When taking a look at a franchise business, it’s important for prospective franchisees to understand and analyze what type of revenue they could ultimately earn. 

“It’s a requirement in the FDD to provide three years’ worth of financial information,” said Gerson. “This gives potential owners the opportunity to review the financials and work to understand cash flows, sources of revenue for the business and more to see if the opportunity could be fruitful for them.” 

The average royalty is roughly 6% of monthly revenues in today’s market. Sometimes, these costs are higher, but that doesn’t necessarily mean a buyer is getting a worse deal than an opportunity with a lower royalty fee. 

Another area driving costs for franchisees today is the implementation of technology, particularly in the fast casual and QSR restaurant space where companies like McDonald’s are testing systems like facial recognition in drive-thrus and to-go only” restaurant locations

“Franchisees can expect fees to increase as more brands implement new technology,” said Gerson. “According to FranConnect data, franchise organizations that charged a tech fee grew 36% faster over a two-year period than those who do not. McDonald’s adopted kiosks—requiring franchisees to increase their spends—and the ROI was significant as it relates to sales increases.”

Technology creates such a competitive advantage for franchisors who are able to capitalize on innovations early on.

“I was sitting next to a technology installer a couple of weeks ago who was a project lead for McDonald’s facial recognition tech,” Gerson said. “Now, every time a customer goes to order, the technology detects who they are and what they’ve purchased previously to speed up the order process should they order the same things regularly. While the cost of technology might increase fees for franchisees, imagine not having that sort of fee and being unable to compete against this type of technology.”

For potential buyers, the alternative to buying into a franchise with higher fees could land them with a business yielding smaller revenue generation and into a system with no marketing and no brand awareness or support. Be cognizant of what a small marketing fee gets you—do your homework to ensure you’re not doing a disservice to yourself for the lower price point.

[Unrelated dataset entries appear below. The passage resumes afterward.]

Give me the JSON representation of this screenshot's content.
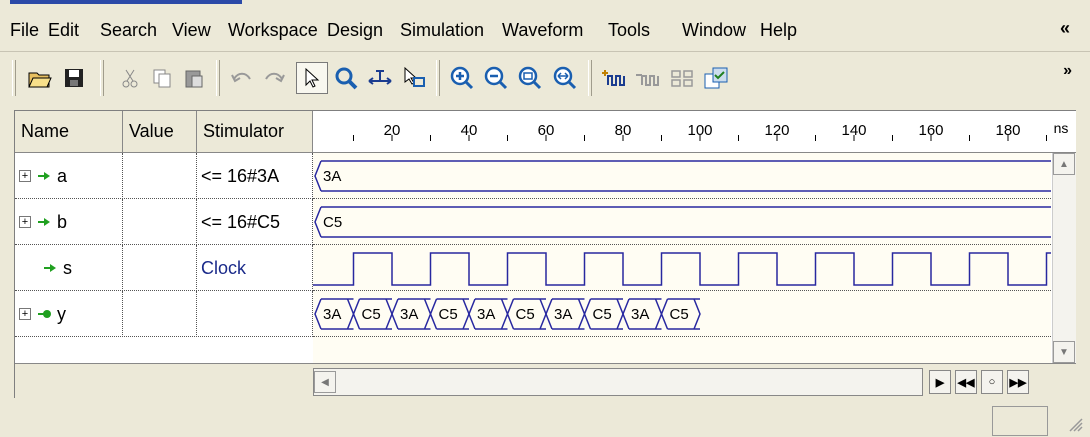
{
  "menu": {
    "items": [
      "File",
      "Edit",
      "Search",
      "View",
      "Workspace",
      "Design",
      "Simulation",
      "Waveform",
      "Tools",
      "Window",
      "Help"
    ],
    "collapse": "«"
  },
  "toolbar": {
    "buttons": [
      "open-icon",
      "save-icon",
      "cut-icon",
      "copy-icon",
      "paste-icon",
      "undo-icon",
      "redo-icon",
      "select-icon",
      "zoom-icon",
      "measure-icon",
      "cursor-icon",
      "zoom-in-icon",
      "zoom-out-icon",
      "zoom-fit-icon",
      "zoom-full-icon",
      "add-signal-icon",
      "remove-signal-icon",
      "stimulator-icon",
      "compare-icon"
    ],
    "more": "»"
  },
  "columns": {
    "name": "Name",
    "value": "Value",
    "stimulator": "Stimulator"
  },
  "ruler": {
    "ticks": [
      "20",
      "40",
      "60",
      "80",
      "100",
      "120",
      "140",
      "160",
      "180"
    ],
    "unit": "ns"
  },
  "signals": [
    {
      "name": "a",
      "stimulator": "<= 16#3A",
      "expandable": true,
      "wave": "3A"
    },
    {
      "name": "b",
      "stimulator": "<= 16#C5",
      "expandable": true,
      "wave": "C5"
    },
    {
      "name": "s",
      "stimulator": "Clock",
      "expandable": false
    },
    {
      "name": "y",
      "stimulator": "",
      "expandable": true,
      "bus": [
        "3A",
        "C5",
        "3A",
        "C5",
        "3A",
        "C5",
        "3A",
        "C5",
        "3A",
        "C5"
      ]
    }
  ],
  "colors": {
    "waveform": "#2828a0",
    "signal_icon": "#20a020"
  }
}
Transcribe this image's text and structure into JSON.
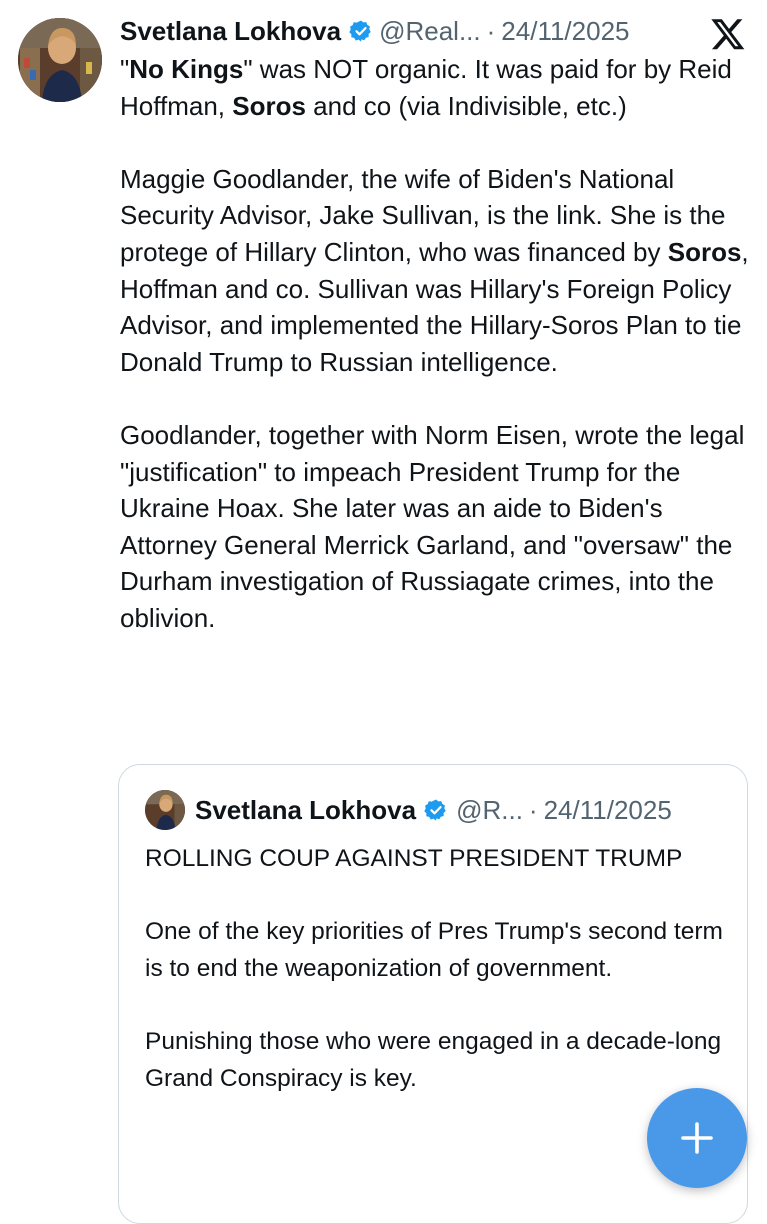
{
  "post": {
    "author_name": "Svetlana Lokhova",
    "handle": "@Real...",
    "separator": "·",
    "date": "24/11/2025",
    "paragraphs": [
      [
        {
          "text": "\"",
          "bold": false
        },
        {
          "text": "No Kings",
          "bold": true
        },
        {
          "text": "\" was NOT organic. It was paid for by Reid Hoffman, ",
          "bold": false
        },
        {
          "text": "Soros",
          "bold": true
        },
        {
          "text": " and co (via Indivisible, etc.)",
          "bold": false
        }
      ],
      [
        {
          "text": "Maggie Goodlander, the wife of Biden's National Security Advisor, Jake Sullivan, is the link. She is the protege of Hillary Clinton, who was financed by ",
          "bold": false
        },
        {
          "text": "Soros",
          "bold": true
        },
        {
          "text": ",  Hoffman and co. Sullivan was Hillary's Foreign Policy Advisor, and implemented the Hillary-Soros Plan to tie Donald Trump to Russian intelligence.",
          "bold": false
        }
      ],
      [
        {
          "text": "Goodlander, together with Norm Eisen, wrote the legal \"justification\" to impeach President Trump for the Ukraine Hoax. She later was an aide to Biden's Attorney General Merrick Garland, and \"oversaw\" the Durham investigation of Russiagate crimes, into the oblivion.",
          "bold": false
        }
      ]
    ]
  },
  "quoted": {
    "author_name": "Svetlana Lokhova",
    "handle": "@R...",
    "separator": "·",
    "date": "24/11/2025",
    "paragraphs": [
      "ROLLING COUP AGAINST PRESIDENT TRUMP",
      "One of the key priorities of Pres Trump's second term is to end the weaponization of government.",
      "Punishing those who were engaged in a decade-long Grand Conspiracy is key."
    ]
  },
  "colors": {
    "verified": "#1d9bf0",
    "fab": "#4a99e9",
    "muted": "#536471",
    "border": "#cfd9de"
  },
  "icons": {
    "verified": "verified-badge-icon",
    "platform": "x-logo-icon",
    "compose": "plus-icon"
  }
}
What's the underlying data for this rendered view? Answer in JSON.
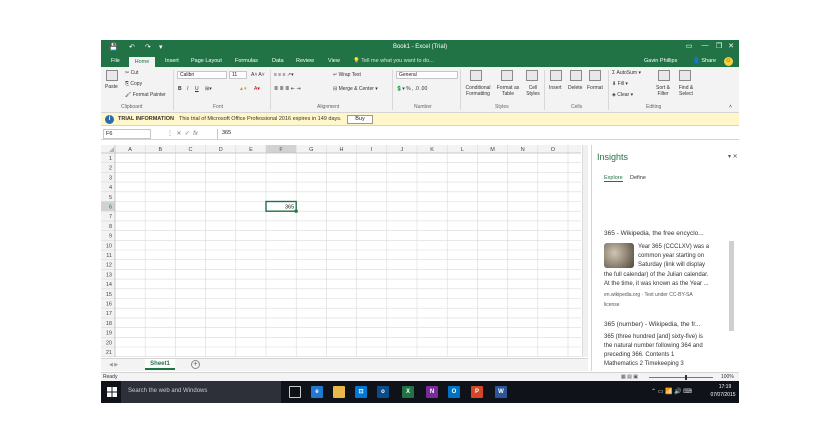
{
  "window": {
    "title": "Book1 - Excel (Trial)",
    "user": "Gavin Phillips",
    "share": "Share",
    "controls": [
      "—",
      "❐",
      "✕"
    ],
    "qat": [
      "💾",
      "↶",
      "↷",
      "▾"
    ]
  },
  "tabs": [
    "File",
    "Home",
    "Insert",
    "Page Layout",
    "Formulas",
    "Data",
    "Review",
    "View"
  ],
  "tell_me": "Tell me what you want to do...",
  "ribbon": {
    "clipboard": {
      "paste": "Paste",
      "cut": "Cut",
      "copy": "Copy",
      "format_painter": "Format Painter",
      "label": "Clipboard"
    },
    "font": {
      "name": "Calibri",
      "size": "11",
      "label": "Font"
    },
    "alignment": {
      "wrap": "Wrap Text",
      "merge": "Merge & Center",
      "label": "Alignment"
    },
    "number": {
      "format": "General",
      "label": "Number"
    },
    "styles": {
      "conditional": "Conditional Formatting",
      "format_table": "Format as Table",
      "cell_styles": "Cell Styles",
      "label": "Styles"
    },
    "cells": {
      "insert": "Insert",
      "delete": "Delete",
      "format": "Format",
      "label": "Cells"
    },
    "editing": {
      "autosum": "AutoSum",
      "fill": "Fill",
      "clear": "Clear",
      "sort": "Sort & Filter",
      "find": "Find & Select",
      "label": "Editing"
    }
  },
  "message_bar": {
    "title": "TRIAL INFORMATION",
    "text": "This trial of Microsoft Office Professional 2016 expires in 149 days.",
    "button": "Buy"
  },
  "formula_bar": {
    "name_box": "F6",
    "value": "365"
  },
  "grid": {
    "columns": [
      "A",
      "B",
      "C",
      "D",
      "E",
      "F",
      "G",
      "H",
      "I",
      "J",
      "K",
      "L",
      "M",
      "N",
      "O",
      "P"
    ],
    "rows": [
      "1",
      "2",
      "3",
      "4",
      "5",
      "6",
      "7",
      "8",
      "9",
      "10",
      "11",
      "12",
      "13",
      "14",
      "15",
      "16",
      "17",
      "18",
      "19",
      "20",
      "21"
    ],
    "selected_col": "F",
    "selected_row": "6",
    "cells": [
      {
        "col": "F",
        "row": "6",
        "value": "365"
      }
    ]
  },
  "sheets": [
    "Sheet1"
  ],
  "insights": {
    "title": "Insights",
    "tabs": [
      "Explore",
      "Define"
    ],
    "results": [
      {
        "title": "365 - Wikipedia, the free encyclo...",
        "lines": [
          "Year 365 (CCCLXV) was a",
          "common year starting on",
          "Saturday (link will display",
          "the full calendar) of the Julian calendar.",
          "At the time, it was known as the Year ..."
        ],
        "source": "en.wikipedia.org · Text under CC-BY-SA",
        "license": "license"
      },
      {
        "title": "365 (number) - Wikipedia, the fr...",
        "lines": [
          "365 (three hundred [and] sixty-five) is",
          "the natural number following 364 and",
          "preceding 366. Contents 1",
          "Mathematics 2 Timekeeping 3",
          "Religious meanings 3.1 Judeo-Christia..."
        ],
        "source": "en.wikipedia.org · Text under CC-BY-SA",
        "license": "license"
      }
    ]
  },
  "status": {
    "ready": "Ready",
    "zoom": "100%"
  },
  "taskbar": {
    "search": "Search the web and Windows",
    "time": "17:19",
    "date": "07/07/2015"
  },
  "colors": {
    "excel_green": "#217346",
    "message_bg": "#fff7c9",
    "taskbar": "#0f1319"
  }
}
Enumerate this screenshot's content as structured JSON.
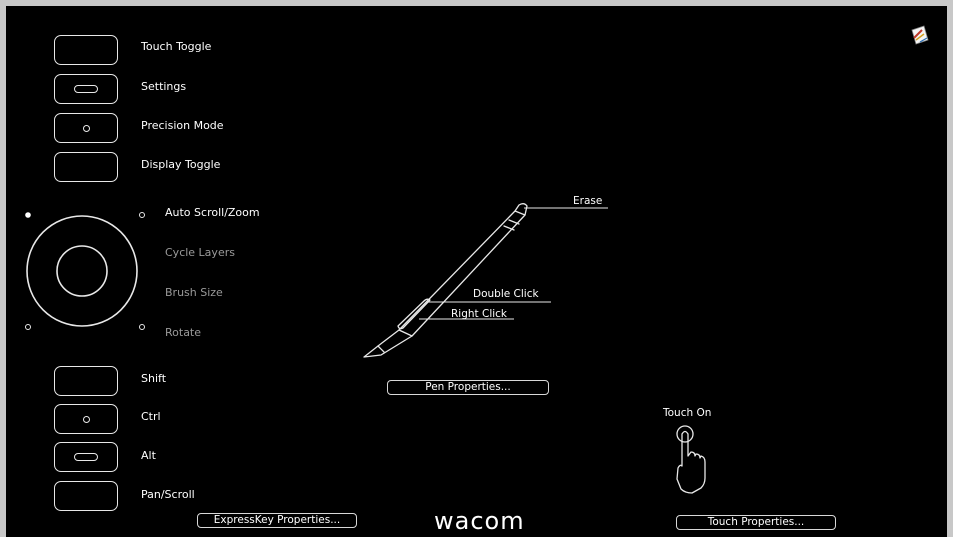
{
  "expresskeys_top": [
    {
      "label": "Touch Toggle",
      "marker": "none"
    },
    {
      "label": "Settings",
      "marker": "pill"
    },
    {
      "label": "Precision Mode",
      "marker": "dot"
    },
    {
      "label": "Display Toggle",
      "marker": "none"
    }
  ],
  "touch_ring": [
    {
      "label": "Auto Scroll/Zoom",
      "state": "active"
    },
    {
      "label": "Cycle Layers",
      "state": "dim"
    },
    {
      "label": "Brush Size",
      "state": "dim"
    },
    {
      "label": "Rotate",
      "state": "dim"
    }
  ],
  "expresskeys_bottom": [
    {
      "label": "Shift",
      "marker": "none"
    },
    {
      "label": "Ctrl",
      "marker": "dot"
    },
    {
      "label": "Alt",
      "marker": "pill"
    },
    {
      "label": "Pan/Scroll",
      "marker": "none"
    }
  ],
  "pen": {
    "erase": "Erase",
    "upper_side_switch": "Double Click",
    "lower_side_switch": "Right Click",
    "properties_button": "Pen Properties..."
  },
  "touch": {
    "status": "Touch On",
    "properties_button": "Touch Properties..."
  },
  "expresskey_properties_button": "ExpressKey Properties...",
  "logo": "wacom",
  "icons": {
    "corner_app": "pen-tablet-app-icon",
    "touch": "pointing-hand-icon"
  },
  "colors": {
    "background": "#000000",
    "foreground": "#ffffff",
    "dim_text": "#9a9a9a",
    "frame": "#c8c8c8"
  }
}
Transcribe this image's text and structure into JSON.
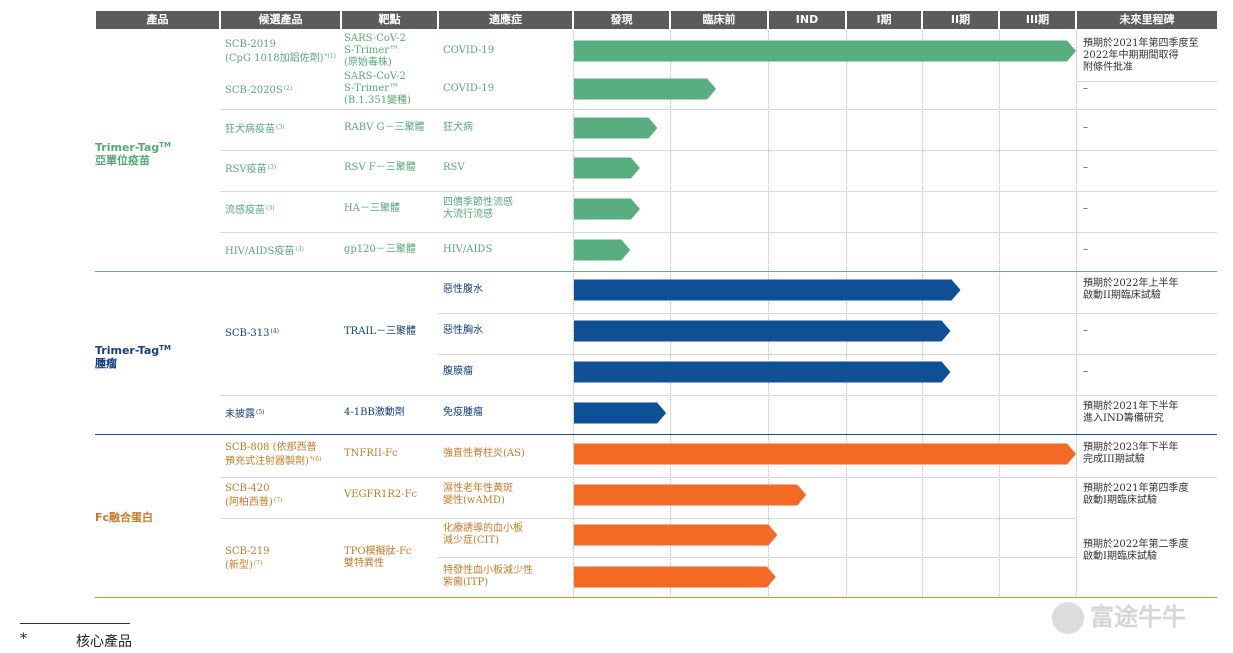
{
  "headers": [
    "產品",
    "候選產品",
    "靶點",
    "適應症",
    "發現",
    "臨床前",
    "IND",
    "I期",
    "II期",
    "III期",
    "未來里程碑"
  ],
  "colors": {
    "green": "#58ae7f",
    "blue": "#0f4f96",
    "orange": "#f26a24",
    "header_bg": "#5b5b5b"
  },
  "groups": [
    {
      "name": "Trimer-Tag",
      "sup": "TM",
      "sub": "亞單位疫苗",
      "color": "#57a878"
    },
    {
      "name": "Trimer-Tag",
      "sup": "TM",
      "sub": "腫瘤",
      "color": "#13407e"
    },
    {
      "name": "Fc融合蛋白",
      "sup": "",
      "sub": "",
      "color": "#c57b2b"
    }
  ],
  "rows": [
    {
      "candidate": "SCB-2019\n(CpG 1018加鋁佐劑)",
      "cand_sup": "*(1)",
      "target": "SARS-CoV-2\nS-Trimer™\n(原始毒株)",
      "indication": "COVID-19",
      "milestone": "預期於2021年第四季度至\n2022年中期期間取得\n附條件批准",
      "color": "green",
      "progress": 7.85
    },
    {
      "candidate": "SCB-2020S",
      "cand_sup": "(2)",
      "target": "SARS-CoV-2\nS-Trimer™\n(B.1.351變種)",
      "indication": "COVID-19",
      "milestone": "–",
      "color": "green",
      "progress": 1.47
    },
    {
      "candidate": "狂犬病疫苗",
      "cand_sup": "(3)",
      "target": "RABV G－三聚體",
      "indication": "狂犬病",
      "milestone": "–",
      "color": "green",
      "progress": 0.87
    },
    {
      "candidate": "RSV疫苗",
      "cand_sup": "(3)",
      "target": "RSV F－三聚體",
      "indication": "RSV",
      "milestone": "–",
      "color": "green",
      "progress": 0.69
    },
    {
      "candidate": "流感疫苗",
      "cand_sup": "(3)",
      "target": "HA－三聚體",
      "indication": "四價季節性流感\n大流行流感",
      "milestone": "–",
      "color": "green",
      "progress": 0.69
    },
    {
      "candidate": "HIV/AIDS疫苗",
      "cand_sup": "(3)",
      "target": "gp120－三聚體",
      "indication": "HIV/AIDS",
      "milestone": "–",
      "color": "green",
      "progress": 0.59
    },
    {
      "candidate": "SCB-313",
      "cand_sup": "(4)",
      "target": "TRAIL－三聚體",
      "indication": "惡性腹水",
      "milestone": "預期於2022年上半年\n啟動II期臨床試驗",
      "color": "blue",
      "progress": 4.5
    },
    {
      "candidate": "",
      "cand_sup": "",
      "target": "",
      "indication": "惡性胸水",
      "milestone": "–",
      "color": "blue",
      "progress": 4.37
    },
    {
      "candidate": "",
      "cand_sup": "",
      "target": "",
      "indication": "腹膜瘤",
      "milestone": "–",
      "color": "blue",
      "progress": 4.37
    },
    {
      "candidate": "未披露",
      "cand_sup": "(5)",
      "target": "4-1BB激動劑",
      "indication": "免疫腫瘤",
      "milestone": "預期於2021年下半年\n進入IND籌備研究",
      "color": "blue",
      "progress": 0.96
    },
    {
      "candidate": "SCB-808 (依那西普\n預充式注射器製劑)",
      "cand_sup": "*(6)",
      "target": "TNFRII-Fc",
      "indication": "強直性脊柱炎(AS)",
      "milestone": "預期於2023年下半年\n完成III期試驗",
      "color": "orange",
      "progress": 7.5
    },
    {
      "candidate": "SCB-420\n(阿柏西普)",
      "cand_sup": "(7)",
      "target": "VEGFR1R2-Fc",
      "indication": "濕性老年性黃斑\n變性(wAMD)",
      "milestone": "預期於2021年第四季度\n啟動I期臨床試驗",
      "color": "orange",
      "progress": 2.49
    },
    {
      "candidate": "SCB-219\n(新型)",
      "cand_sup": "(7)",
      "target": "TPO模擬肽-Fc\n雙特異性",
      "indication": "化療誘導的血小板\n減少症(CIT)",
      "milestone": "預期於2022年第二季度\n啟動I期臨床試驗",
      "color": "orange",
      "progress": 2.12
    },
    {
      "candidate": "",
      "cand_sup": "",
      "target": "",
      "indication": "特發性血小板減少性\n紫癜(ITP)",
      "milestone": "",
      "color": "orange",
      "progress": 2.1
    }
  ],
  "footnote": {
    "star": "*",
    "text": "核心產品"
  },
  "watermark": "富途牛牛"
}
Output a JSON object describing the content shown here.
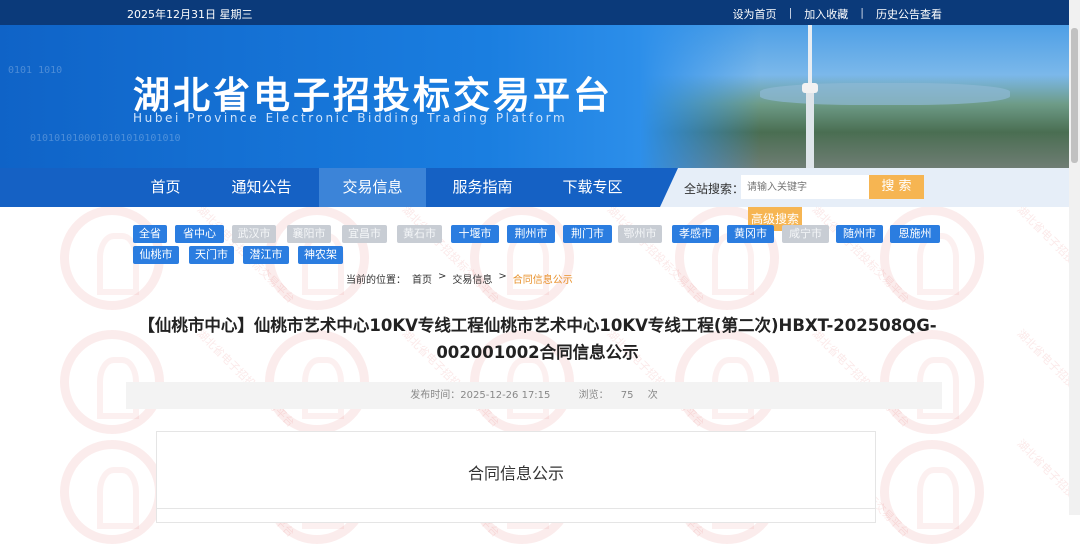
{
  "topbar": {
    "date": "2025年12月31日 星期三",
    "links": [
      "设为首页",
      "加入收藏",
      "历史公告查看"
    ],
    "separator": "|"
  },
  "banner": {
    "title": "湖北省电子招投标交易平台",
    "subtitle": "Hubei Province Electronic Bidding Trading Platform"
  },
  "nav": {
    "items": [
      "首页",
      "通知公告",
      "交易信息",
      "服务指南",
      "下载专区"
    ],
    "active_index": 2,
    "search_label": "全站搜索：",
    "search_placeholder": "请输入关键字",
    "search_button": "搜 索",
    "advanced_search": "高级搜索"
  },
  "cities": [
    {
      "label": "全省",
      "enabled": true
    },
    {
      "label": "省中心",
      "enabled": true
    },
    {
      "label": "武汉市",
      "enabled": false
    },
    {
      "label": "襄阳市",
      "enabled": false
    },
    {
      "label": "宜昌市",
      "enabled": false
    },
    {
      "label": "黄石市",
      "enabled": false
    },
    {
      "label": "十堰市",
      "enabled": true
    },
    {
      "label": "荆州市",
      "enabled": true
    },
    {
      "label": "荆门市",
      "enabled": true
    },
    {
      "label": "鄂州市",
      "enabled": false
    },
    {
      "label": "孝感市",
      "enabled": true
    },
    {
      "label": "黄冈市",
      "enabled": true
    },
    {
      "label": "咸宁市",
      "enabled": false
    },
    {
      "label": "随州市",
      "enabled": true
    },
    {
      "label": "恩施州",
      "enabled": true
    },
    {
      "label": "仙桃市",
      "enabled": true
    },
    {
      "label": "天门市",
      "enabled": true
    },
    {
      "label": "潜江市",
      "enabled": true
    },
    {
      "label": "神农架",
      "enabled": true
    }
  ],
  "breadcrumb": {
    "label": "当前的位置：",
    "items": [
      "首页",
      "交易信息",
      "合同信息公示"
    ],
    "separator": ">"
  },
  "article": {
    "title_line1": "【仙桃市中心】仙桃市艺术中心10KV专线工程仙桃市艺术中心10KV专线工程(第二次)HBXT-202508QG-",
    "title_line2": "002001002合同信息公示",
    "publish_label": "发布时间：",
    "publish_time": "2025-12-26 17:15",
    "views_label": "浏览：",
    "views": "75",
    "views_unit": "次",
    "section_title": "合同信息公示"
  },
  "watermark_text": "湖北省电子招投标交易平台",
  "colors": {
    "topbar": "#0b3a7a",
    "nav": "#1561c4",
    "accent": "#f6b552",
    "city_active": "#2b7de0",
    "city_disabled": "#c8cdd4",
    "crumb_current": "#e8912b"
  }
}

Citing FranConnect data, Gerson had this to say: “More than 80% of franchisors don’t believe they are requiring franchisees to pay enough to compete locally in their market. Nobody would say that 2% of revenues is enough to drive brand awareness. Greater brand awareness means there is less marketing needed at the local level. 72% of franchisors charge advertising fees, but potential buyers should be concerned about the 28% who don’t, as that’s just a cost of doing business.”

Innovations in technology, marketing campaigns, real estate support and more can all lead to increased costs for buying into a franchise business. However, these fees can often be a necessity for those looking to run a successful business, as companies are fighting daily to stay competitive within their industries. The more a franchisee invests in a franchisor, the more that company can invest in owners system-wide to help drive profitability.